À Alès, "on est loin du baroud d'honneur"
Avec les deux premières journées de mobilisation de janvier et celle du 7 mars, la manifestation de ce jeudi 23 mars est celle qui a réuni le cortège le plus fourni. Pas loin de 7 000 personnes sans doute, 4 500 selon la sous-préfecture, où une délégation intersyndicale avait été reçue avant le défilé. Une foule renforcée par l'entretien donné hier par Emmanuel Macron à la télévision, qui n'a voulu donner aucun espoir aux manifestants.
C'est pourtant l'espoir, autant que la colère, qui a porté une nouvelle fois des milliers de gens dans les rues ce jeudi après-midi. Deux notions symbolisés par la trentaine de jeunes qui collaient au premier camion de la CGT, en scandant : "C'est quoi le message qu'on donne aux jeunes ? Travaille, consomme et ferme ta gueule !" Alain, cheminot retraité, a défilé à chaque mobilisation. "S'il y a encore du monde, le texte peut tomber, espère-t-il. Le taux de grévistes n'a jamais été aussi élevé depuis le début. Mais il faudrait que des blocages plus importants aient lieu sur Paris. Et puis, on ne s'en sortira que si on est solidaires avec les grévistes. Il y en a qui sont à vingt jours de grève déjà. Et dans les foyers, le ton peut aussi monter sur l'argent qui ne rentre plus."
"J'ai l'impression qu'il y a une bonne motivation des manifestants, constate Vanessa, qui travaille dans une crèche associative, ce serait bien que ça continue. Il faut voir si les grévistes peuvent suivre financièrement. Parce que, c'est sûr, on est tenus par le salaire." Pour elle, la question ne se pose pas : "S'il y a une nouvelle manifestation, je continuerai."
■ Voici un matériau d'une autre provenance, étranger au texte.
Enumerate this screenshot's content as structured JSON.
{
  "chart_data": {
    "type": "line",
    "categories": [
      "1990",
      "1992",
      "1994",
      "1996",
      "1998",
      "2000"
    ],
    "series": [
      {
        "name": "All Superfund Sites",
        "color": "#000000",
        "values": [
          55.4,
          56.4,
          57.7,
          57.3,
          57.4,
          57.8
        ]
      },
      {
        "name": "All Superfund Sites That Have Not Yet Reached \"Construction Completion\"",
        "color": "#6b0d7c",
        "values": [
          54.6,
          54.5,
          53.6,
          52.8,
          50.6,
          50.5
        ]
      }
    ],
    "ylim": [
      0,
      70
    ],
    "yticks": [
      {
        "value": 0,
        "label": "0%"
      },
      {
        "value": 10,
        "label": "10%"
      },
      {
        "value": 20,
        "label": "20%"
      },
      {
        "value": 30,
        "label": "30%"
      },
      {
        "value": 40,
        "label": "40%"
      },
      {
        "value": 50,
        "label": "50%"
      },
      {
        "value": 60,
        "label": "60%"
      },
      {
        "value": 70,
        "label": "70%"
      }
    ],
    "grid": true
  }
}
Sans drapeau ni slogan, le premier adjoint au maire de Saint-Hilaire-de-Brethmas, Rémy Offredi, traîne en fin de cortège. "Je suis solidaire de toutes ces jeunes générations. Moi, j'ai travaillé jusqu'à 69 ans mais c'était un choix et je n'avais pas la pénibilité de certains." Professeur d'économie, il porte également un jugement sur le besoin de réforme. "On sait bien que la structure démographique de la population entre en ligne de compte. Mais on n'a pas entendu d'autre débat que de repousser l'âge. La CFDT était prête à se mettre autour de la table, mais le président est parti dans une logique qui était la sienne. À la fin, c'est quand même fort de chocolat quand on voit comment un grand débat de société passe ainsi à la trappe. Le président a parlé hier de déficit de pédagogie, il était temps qu'il s'en aperçoive..." L'ancien professeur d'économie se demande désormais ce que la société va garder de cette période mouvementée, et "quelles en seront les retombées, j'ai du mal à voir..."
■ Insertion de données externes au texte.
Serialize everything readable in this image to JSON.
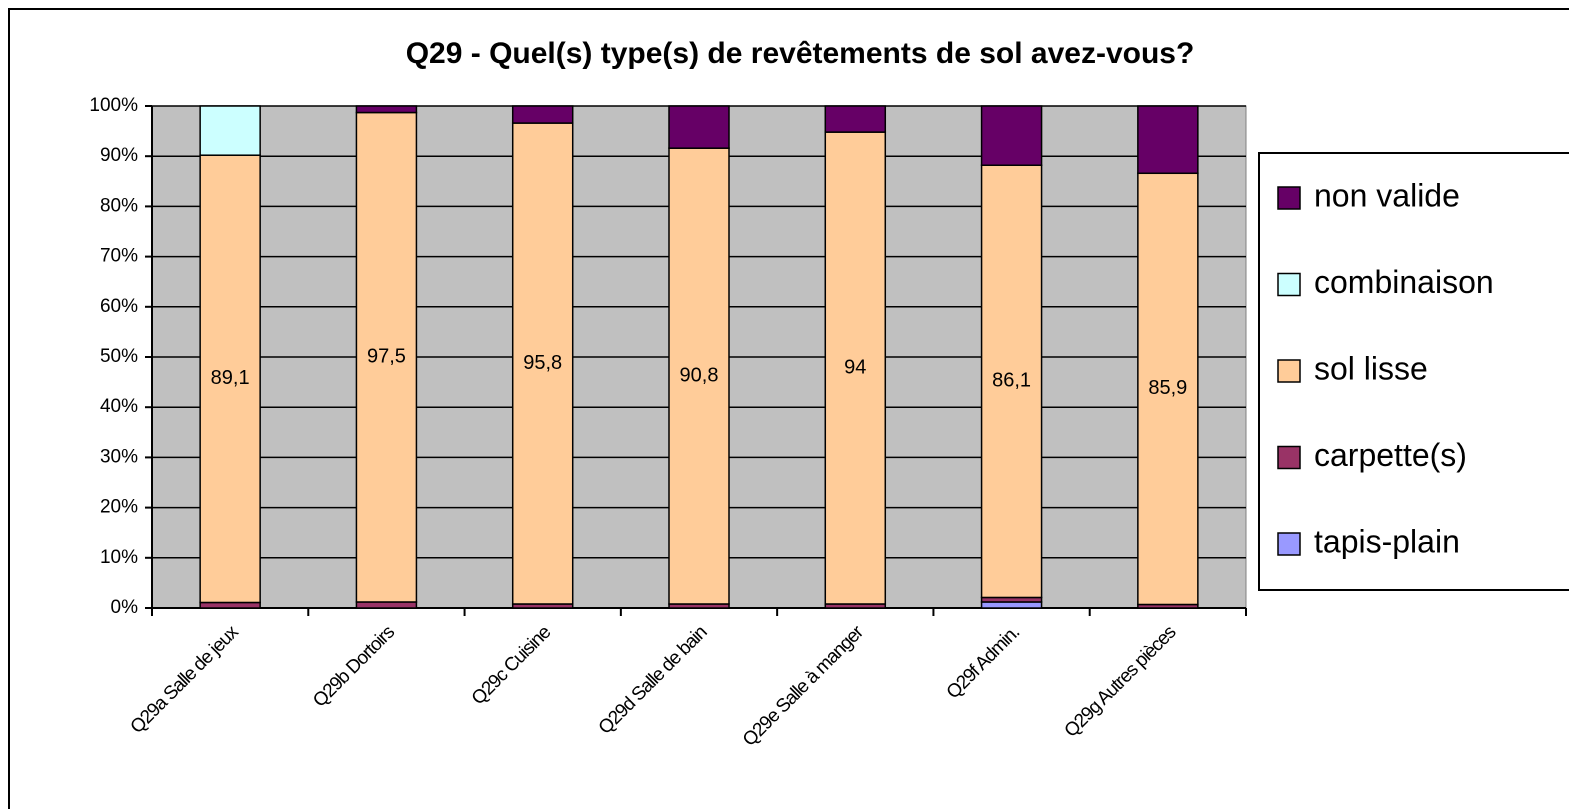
{
  "chart_data": {
    "type": "stacked_bar",
    "title": "Q29 - Quel(s) type(s) de revêtements de sol avez-vous?",
    "categories": [
      "Q29a Salle de jeux",
      "Q29b Dortoirs",
      "Q29c Cuisine",
      "Q29d Salle de bain",
      "Q29e Salle à manger",
      "Q29f Admin.",
      "Q29g Autres pièces"
    ],
    "series": [
      {
        "name": "tapis-plain",
        "color": "#9999ff",
        "values": [
          0,
          0,
          0,
          0,
          0,
          1.2,
          0
        ]
      },
      {
        "name": "carpette(s)",
        "color": "#993366",
        "values": [
          1.1,
          1.2,
          0.8,
          0.8,
          0.8,
          0.9,
          0.7
        ]
      },
      {
        "name": "sol lisse",
        "color": "#ffcc99",
        "values": [
          89.1,
          97.5,
          95.8,
          90.8,
          94,
          86.1,
          85.9
        ],
        "value_labels": [
          "89,1",
          "97,5",
          "95,8",
          "90,8",
          "94",
          "86,1",
          "85,9"
        ]
      },
      {
        "name": "combinaison",
        "color": "#ccffff",
        "values": [
          9.8,
          0,
          0,
          0,
          0,
          0,
          0
        ]
      },
      {
        "name": "non valide",
        "color": "#660066",
        "values": [
          0,
          1.3,
          3.4,
          8.4,
          5.2,
          11.8,
          13.4
        ]
      }
    ],
    "ylim": [
      0,
      100
    ],
    "yticks": [
      {
        "value": 0,
        "label": "0%"
      },
      {
        "value": 10,
        "label": "10%"
      },
      {
        "value": 20,
        "label": "20%"
      },
      {
        "value": 30,
        "label": "30%"
      },
      {
        "value": 40,
        "label": "40%"
      },
      {
        "value": 50,
        "label": "50%"
      },
      {
        "value": 60,
        "label": "60%"
      },
      {
        "value": 70,
        "label": "70%"
      },
      {
        "value": 80,
        "label": "80%"
      },
      {
        "value": 90,
        "label": "90%"
      },
      {
        "value": 100,
        "label": "100%"
      }
    ],
    "grid": true,
    "legend": "right",
    "plot_background": "#c0c0c0"
  }
}
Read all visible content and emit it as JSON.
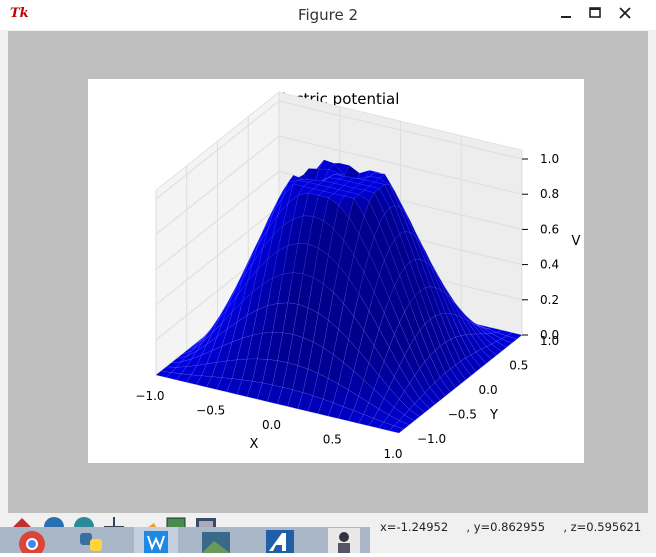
{
  "window": {
    "title": "Figure 2",
    "app_logo_text": "Tk",
    "controls": [
      "minimize-icon",
      "maximize-icon",
      "close-icon"
    ]
  },
  "figure": {
    "background": "#bfbfbf",
    "surface_color": "#0000ff"
  },
  "chart_data": {
    "type": "surface3d",
    "title": "electric potential",
    "xlabel": "X",
    "ylabel": "Y",
    "zlabel": "V",
    "xlim": [
      -1.0,
      1.0
    ],
    "ylim": [
      -1.0,
      1.0
    ],
    "zlim": [
      0.0,
      1.0
    ],
    "x_ticks": [
      "−1.0",
      "−0.5",
      "0.0",
      "0.5",
      "1.0"
    ],
    "y_ticks": [
      "−1.0",
      "−0.5",
      "0.0",
      "0.5",
      "1.0"
    ],
    "z_ticks": [
      "0.0",
      "0.2",
      "0.4",
      "0.6",
      "0.8",
      "1.0"
    ],
    "grid": true,
    "description_points": {
      "boundary_value": 0.0,
      "peak_value": 1.0
    }
  },
  "toolbar": {
    "buttons": [
      "home-icon",
      "back-icon",
      "forward-icon",
      "pan-icon",
      "zoom-icon",
      "subplots-icon",
      "save-icon"
    ],
    "status": "x=-1.24952     , y=0.862955     , z=0.595621"
  },
  "taskbar": {
    "apps": [
      "chrome-icon",
      "python-icon",
      "wps-icon",
      "photo-icon",
      "app-a-icon",
      "user-icon"
    ]
  }
}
À Uzès, les lycéens se mobilisent
Ils étaient 1 200 selon les syndicats, 500 selon les gendarmes, à manifester ce jeudi matin à Uzès pour cette neuvième journée nationale de mobilisation contre la réforme des retraites. Avec une nouveauté : la présence en masse de lycéens. L'un d'entre eux sera même invité à prendre la parole en début de manifestation, pour affirmer que les lycéens et étudiants devaient "défendre nos retraites, nos emplois et notre santé."
Sur des airs plus modernes (on a entendu du JUL), les étudiants prenant un temps la main sur la playlist de manifestation, le cortège, sans doute le plus fourni depuis le début de la mobilisation à Uzès, a fait le tour de ville, sans qu'aucun heurt n'ait été à déplorer. Parmi les manifestants, on ne semble pas parti pour s'arrêter. "Ce n'est ni amendable, ni négociable", lancera le secrétaire de l'union locale CGT d'Uzès Philippe Alby en évoquant le retrait de la réforme, déterminé à ne "rien lâcher".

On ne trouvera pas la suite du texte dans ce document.